Netflixで人気急上昇中のドラマ『Missナイト&Missデイ』は、地方都市を舞台に、ひょんなことから20代と50代を夜と昼で行ったり来たりすることになってしまった女性の物語だ。

 サスペンスの要素もあるが、主演がイ・ジョンウンチョン・ウンジ(A pink)だけに、ところどころにコミカルかつシニカルなセリフが多くニヤリとさせられる。

 今回は筆者の複数の日本の知人から、「あの人、いったいどういうつもりなの?」と聞かれたシーンについて解説しよう。

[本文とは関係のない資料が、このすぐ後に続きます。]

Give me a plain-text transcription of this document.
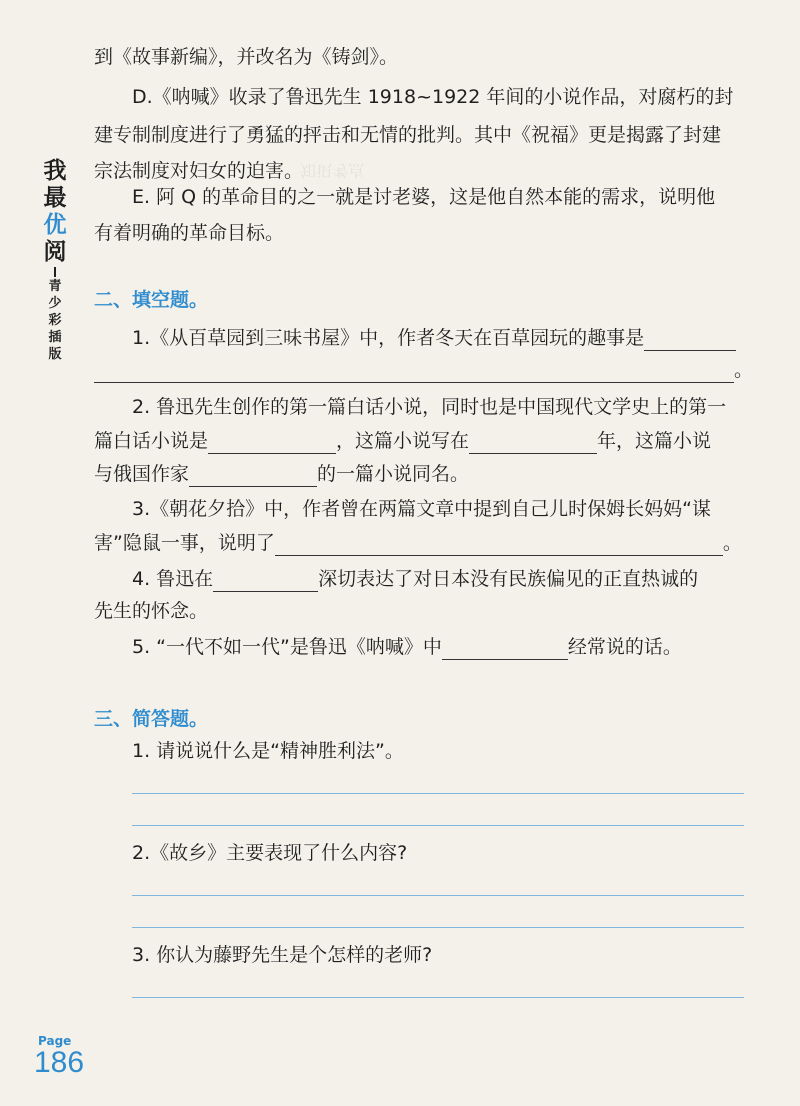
知识考点
我
最
优
阅
青
少
彩
插
版
到《故事新编》，并改名为《铸剑》。
D.《呐喊》收录了鲁迅先生 1918~1922 年间的小说作品，对腐朽的封
建专制制度进行了勇猛的抨击和无情的批判。其中《祝福》更是揭露了封建
宗法制度对妇女的迫害。
E. 阿 Q 的革命目的之一就是讨老婆，这是他自然本能的需求，说明他
有着明确的革命目标。
二、填空题。
1.《从百草园到三味书屋》中，作者冬天在百草园玩的趣事是
。
2. 鲁迅先生创作的第一篇白话小说，同时也是中国现代文学史上的第一
篇白话小说是	，这篇小说写在	年，这篇小说
与俄国作家	的一篇小说同名。
3.《朝花夕拾》中，作者曾在两篇文章中提到自己儿时保姆长妈妈“谋
害”隐鼠一事，说明了	。
4. 鲁迅在	深切表达了对日本没有民族偏见的正直热诚的
先生的怀念。
5. “一代不如一代”是鲁迅《呐喊》中	经常说的话。
三、简答题。
1. 请说说什么是“精神胜利法”。
2.《故乡》主要表现了什么内容?
3. 你认为藤野先生是个怎样的老师?
Page
186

■『Missナイト & Missデイ』でヒロインが言われた一言、「オレを誰だと思ってんだ!」

『Missナイト & Missデイ』第7話。夜道、ひとりごとを言いながら、ミジンがとぼとぼ歩いている。

 自身の境遇を憂いて捨て鉢になり、歩道に落ちていた空き缶を蹴とばすと、前を歩いていた30歳前後の男性の後頭部に命中してしまう。振り返った男性は顔が真っ赤。酩酊しているようだ。

 気づかれぬよう後ろから見守っていた検事のジウン(チェ・ジニョク)がミジンの代わりに謝罪するが、男性はそれに食ってかかる。

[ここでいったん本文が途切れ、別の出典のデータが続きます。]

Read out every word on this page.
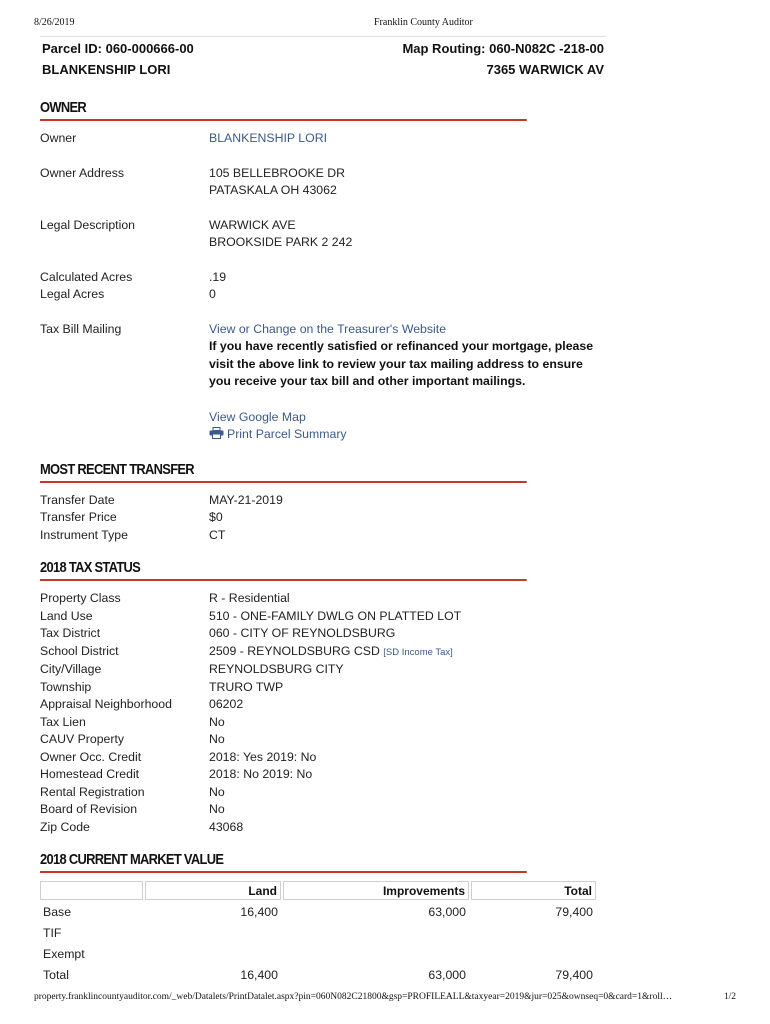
8/26/2019	Franklin County Auditor
Parcel ID: 060-000666-00
BLANKENSHIP LORI
Map Routing: 060-N082C -218-00
7365 WARWICK AV
OWNER
Owner	BLANKENSHIP LORI
Owner Address	105 BELLEBROOKE DR
PATASKALA OH 43062
Legal Description	WARWICK AVE
BROOKSIDE PARK 2 242
Calculated Acres	.19
Legal Acres	0
Tax Bill Mailing	View or Change on the Treasurer's Website
If you have recently satisfied or refinanced your mortgage, please visit the above link to review your tax mailing address to ensure you receive your tax bill and other important mailings.
View Google Map
Print Parcel Summary
MOST RECENT TRANSFER
Transfer Date	MAY-21-2019
Transfer Price	$0
Instrument Type	CT
2018 TAX STATUS
Property Class	R - Residential
Land Use	510 - ONE-FAMILY DWLG ON PLATTED LOT
Tax District	060 - CITY OF REYNOLDSBURG
School District	2509 - REYNOLDSBURG CSD [SD Income Tax]
City/Village	REYNOLDSBURG CITY
Township	TRURO TWP
Appraisal Neighborhood	06202
Tax Lien	No
CAUV Property	No
Owner Occ. Credit	2018: Yes 2019: No
Homestead Credit	2018: No 2019: No
Rental Registration	No
Board of Revision	No
Zip Code	43068
2018 CURRENT MARKET VALUE
	Land	Improvements	Total
Base	16,400	63,000	79,400
TIF			
Exempt			
Total	16,400	63,000	79,400
property.franklincountyauditor.com/_web/Datalets/PrintDatalet.aspx?pin=060N082C21800&gsp=PROFILEALL&taxyear=2019&jur=025&ownseq=0&card=1&roll…	1/2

「オレの頭はゴミ箱か? オレを誰だと思ってんだ! あそこのソハン警察署で公益勤務(兵役に代わる社会奉仕活動)していたとき、所長とメシも食ったし、卓球もやったし、何でもやったんだ!」(筆者訳)

「何でもやったんだ」は直訳だが、それほど親しく深い付き合いだと言いたいのだ。警察署長と深い仲である(たいてい事実と違う)ことをアピールするなど、自ら権力に弱いことを吐露しているようなもの。ジウンから渡された名刺に「検事」の文字を見つけた途端、男性はすごすごと引き下がる。

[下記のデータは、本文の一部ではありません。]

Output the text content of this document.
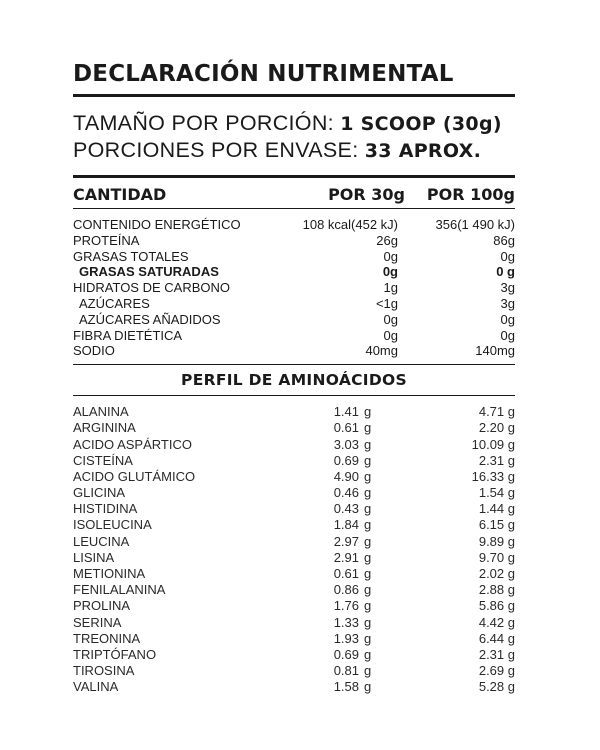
DECLARACIÓN NUTRIMENTAL
TAMAÑO POR PORCIÓN: 1 SCOOP (30g)
PORCIONES POR ENVASE: 33 APROX.
CANTIDAD	POR 30g	POR 100g
CONTENIDO ENERGÉTICO	108 kcal(452 kJ)	356(1 490 kJ)
PROTEÍNA	26g	86g
GRASAS TOTALES	0g	0g
GRASAS SATURADAS	0g	0 g
HIDRATOS DE CARBONO	1g	3g
AZÚCARES	<1g	3g
AZÚCARES AÑADIDOS	0g	0g
FIBRA DIETÉTICA	0g	0g
SODIO	40mg	140mg
PERFIL DE AMINOÁCIDOS
ALANINA	1.41 g	4.71 g
ARGININA	0.61 g	2.20 g
ACIDO ASPÁRTICO	3.03 g	10.09 g
CISTEÍNA	0.69 g	2.31 g
ACIDO GLUTÁMICO	4.90 g	16.33 g
GLICINA	0.46 g	1.54 g
HISTIDINA	0.43 g	1.44 g
ISOLEUCINA	1.84 g	6.15 g
LEUCINA	2.97 g	9.89 g
LISINA	2.91 g	9.70 g
METIONINA	0.61 g	2.02 g
FENILALANINA	0.86 g	2.88 g
PROLINA	1.76 g	5.86 g
SERINA	1.33 g	4.42 g
TREONINA	1.93 g	6.44 g
TRIPTÓFANO	0.69 g	2.31 g
TIROSINA	0.81 g	2.69 g
VALINA	1.58 g	5.28 g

「オレを誰だと思ってんだ!(ナ ヌグンジュル アラ)」

 日本の知人は、こんなセリフを他のドラマや映画でも聞いたことがあると言っていた。

 韓国人にとっては、失笑もののセリフなのだが、すぐに2、3の作品名を挙げられるほどよく聞く言葉だ。ドラマや映画だけでなく、現実でも聞くことがある。たいてい酔っ払いから、それも悪酔いした人から発せられる。そして、このセリフが出たらケンカが始まると思って間違いない。